One of every four motorists cited for drinking and driving in Colorado over the past two years was driving at the time without a valid license because it had been revoked, suspended or never issued.
And more than one-fifth had lost their driving privileges for a prior drunken driving conviction.
In one notorious Aurora case, Ever Olivos-Gutierrez, 40, allegedly driving drunk, ran a red light and smashed into a car being driven by Juan Carlos Dominquez-Palomino, 17, killing him two months before he was to graduate from high school.
Olivos-Gutierrez had never had a Colorado driver’s license and had been cited for two previous DUIs when he was involved in the deadly March 24 crash.
That same day, 10 other drivers across Colorado were cited for drinking while driving without a valid license. Five of them – from Pueblo to Colorado Springs to Mesa County – had lost their licenses for prior DUIs.
Rocky Mountain PBS I-News and 9News analyzed electronic court records of 45,637 DUIs issued in Colorado from April 2012 through April 2014.
The analysis did not include Denver County Court, where court officials said they could not determine how many of the 13,200 motorists charged with drinking and driving over the two years had no valid driver’s license at the time.
The analysis found:
- One-fourth or 10,978 of the 45,637 driving while intoxicated or impaired citations were issued to drivers who had previously had their licenses suspended, restrained or did not have a license. That’s an average of 15 a day without including Denver.

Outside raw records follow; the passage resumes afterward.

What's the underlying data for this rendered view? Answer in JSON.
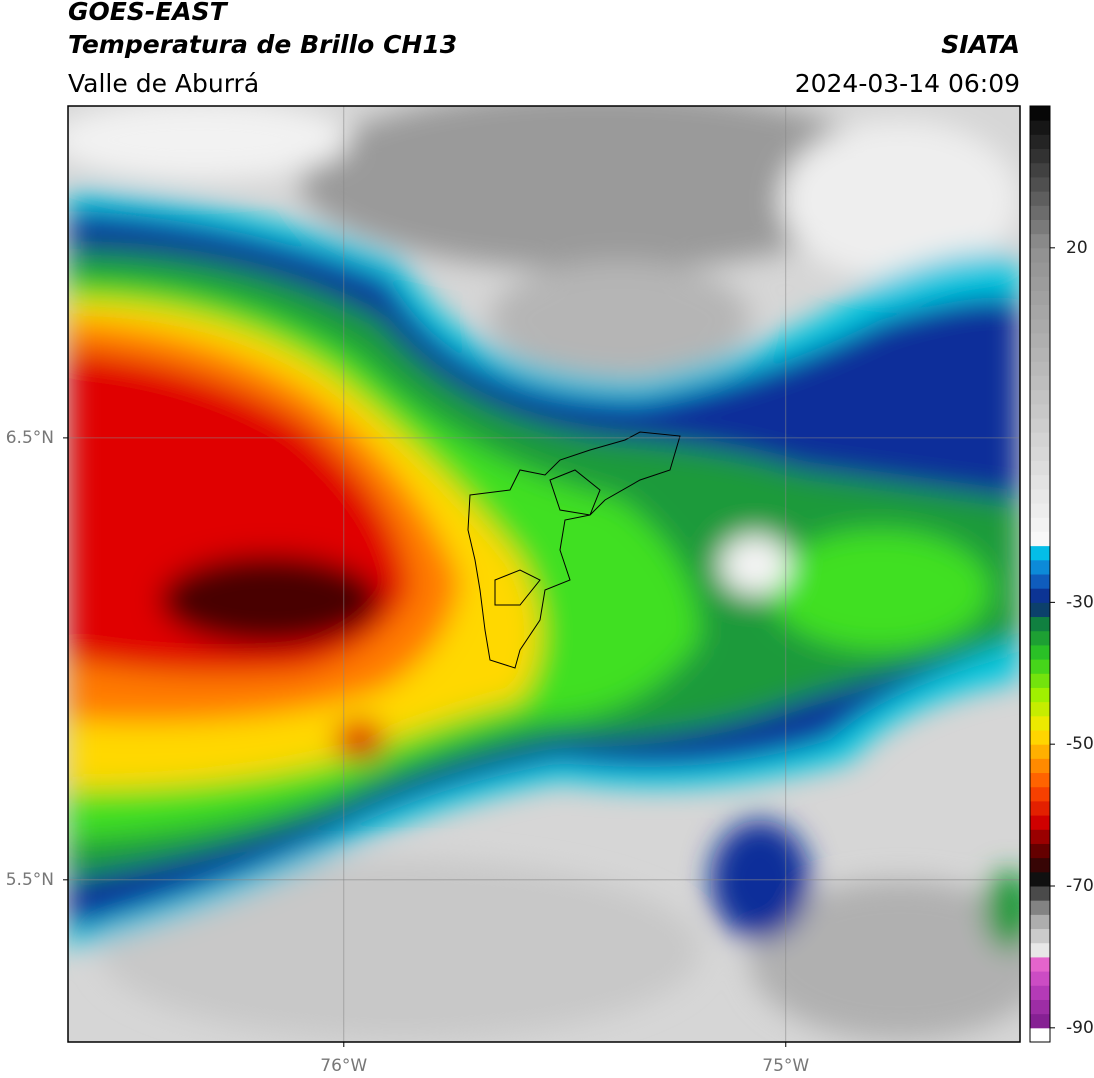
{
  "map": {
    "title": "GOES-EAST",
    "subtitle": "Temperatura de Brillo CH13",
    "region": "Valle de Aburrá",
    "source": "SIATA",
    "datetime": "2024-03-14 06:09",
    "xlim": [
      -76.624,
      -74.47
    ],
    "ylim": [
      5.133,
      7.251
    ],
    "xticks": [
      {
        "value": -76,
        "label": "76°W"
      },
      {
        "value": -75,
        "label": "75°W"
      }
    ],
    "yticks": [
      {
        "value": 6.5,
        "label": "6.5°N"
      },
      {
        "value": 5.5,
        "label": "5.5°N"
      }
    ],
    "grid": true,
    "colorbar": {
      "lim": [
        -92,
        40
      ],
      "ticks": [
        20,
        -30,
        -50,
        -70,
        -90
      ]
    }
  }
}
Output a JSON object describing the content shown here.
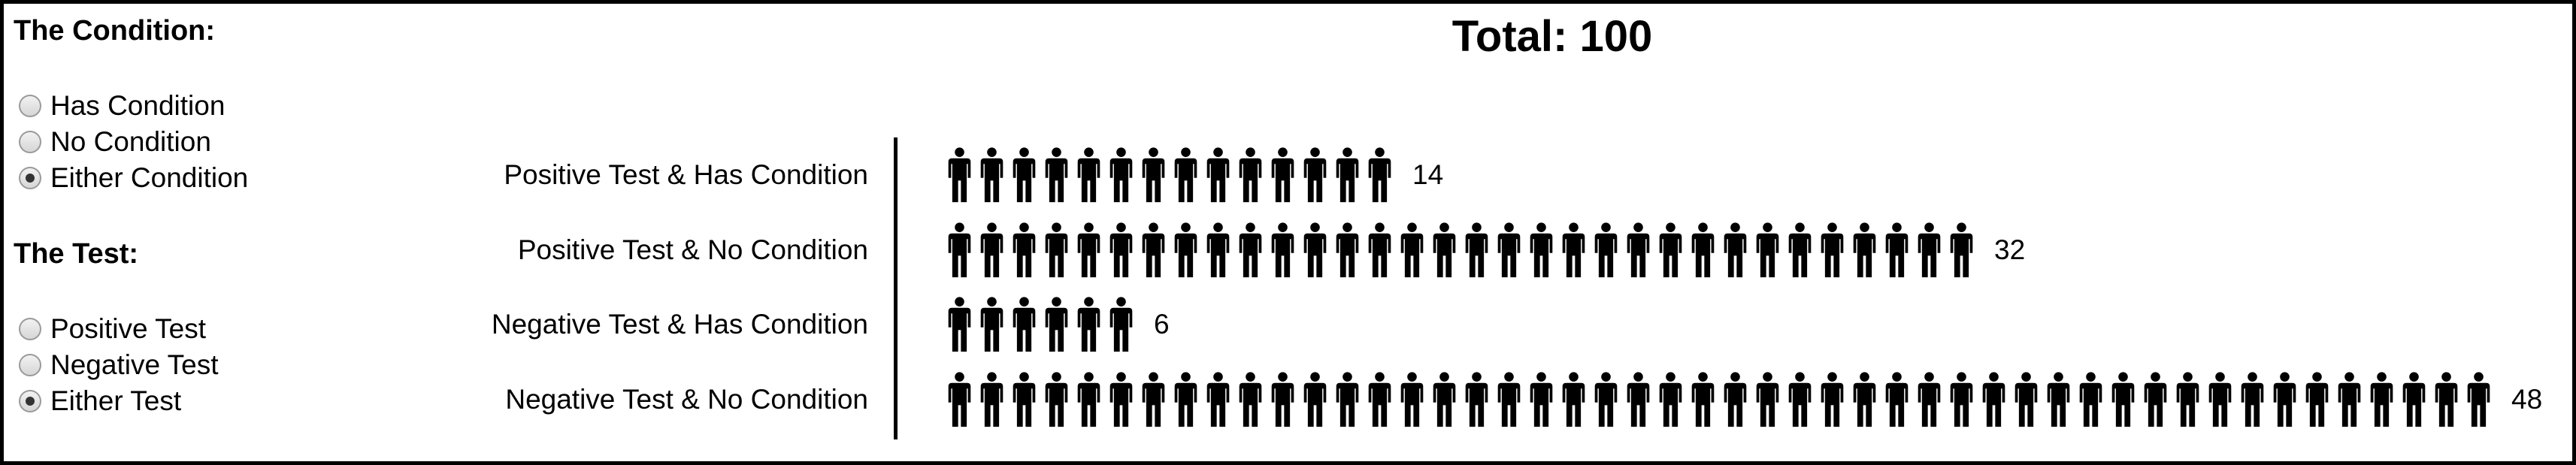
{
  "condition": {
    "heading": "The Condition:",
    "options": [
      {
        "label": "Has Condition",
        "checked": false
      },
      {
        "label": "No Condition",
        "checked": false
      },
      {
        "label": "Either Condition",
        "checked": true
      }
    ]
  },
  "test": {
    "heading": "The Test:",
    "options": [
      {
        "label": "Positive Test",
        "checked": false
      },
      {
        "label": "Negative Test",
        "checked": false
      },
      {
        "label": "Either Test",
        "checked": true
      }
    ]
  },
  "title": "Total: 100",
  "rows": [
    {
      "label": "Positive Test & Has Condition",
      "count": 14
    },
    {
      "label": "Positive Test & No Condition",
      "count": 32
    },
    {
      "label": "Negative Test & Has Condition",
      "count": 6
    },
    {
      "label": "Negative Test & No Condition",
      "count": 48
    }
  ],
  "icon": "person-icon",
  "colors": {
    "icon": "#000000",
    "radio_selected": "#333333"
  }
}
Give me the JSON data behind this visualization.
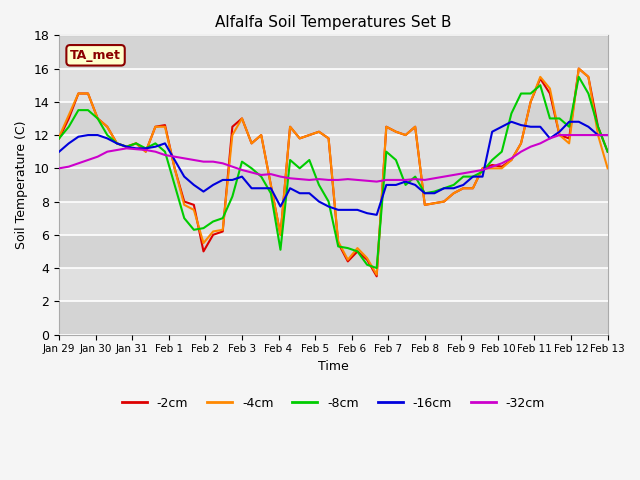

- At least 2,294 of those drivers, or three a day, had lost their driving privileges for a prior driving and drinking arrest.
- More than 250 separate law enforcement agencies in the state had stopped at least one driver for drinking and driving without a license.
Weld County District Attorney Ken Buck said the number of motorists driving without licenses is so pervasive that it overwhelms the justice system.
“The court takes it seriously, the prosecutors it take seriously, the police take it seriously, but we don’t have enough resources to be able to punish somebody appropriately when they’re driving without a license,” Buck told 9News.
In the March 24 fatality, Aurora police arrived on the scene at East Colfax Avenue and Dayton Street and found the alleged assailant, Olivos-Gutierrez, in his car without a driver’s license.
The driving drunk without a license scenario was repeated more than once a day over the past two years for 1,141 times in Colorado’s third largest city.
When police looked up Olivos-Gutierrez’s record, they found he had been cited for two prior DUIs. That has happened 211 times with other drivers in Aurora during the two years. Olivos-Gutierrez now faces first degree murder charges in connection with the fatal crash.
Aurora is not unique in dealing with the problem.
Thirty law enforcement agencies in Colorado have issued at least 100 DUI citations each to motorists with no license over the past two years.
Fran Lanzer, executive director of the Colorado MADD office, said part of the problem is that cars are such an integral part of people’s lives.
“We live in a society where people need to drive regardless of whether they are on a suspended license,” Lanzer said. “You still have to go to work. You have to pick up the kids.”
Buck said the justice system is also hamstrung because both DUI charges and driving without a valid license are misdemeanors.
“I think the most important thing from a story like this is that there are people that flagrantly abuse our laws and we need a stiff remedy for these people – a harsher sanction against them,” he said.
The legislature turned down a proposed bill earlier this year to make a third DUI a felony, a reform that Buck and Lanzer said would help combat the problem.
Lanzer said officials hope a new state law passed last year that went into effect in January will cut down on DUI driving, especially for motorists who lost their licenses for a prior drinking and driving offense.
The law allows first-time offenders to regain their licenses after 30 days if they use an ignition interlock device to prevent them from starting their cars if they have been drinking.
Previously, DUI offenders had to wait a year without a license before they could use the device.
“We know people continue to drive anyway, so we prefer them to drive with an ignition interlock in their car,” Lanzer said.
The analysis also showed the percentage of DUIs given to motorists with no valid license varied by jurisdiction.
Among large jurisdictions, 36 percent of DUIs issued by Pueblo, 34 percent by the Adams County sheriff, and 32 percent by Greeley police went to drivers without licenses.
The lowest rates were 13 percent by Boulder police, 14 percent by the Boulder County sheriff, 15 percent by Durango police and 17 percent by Fort Collins police.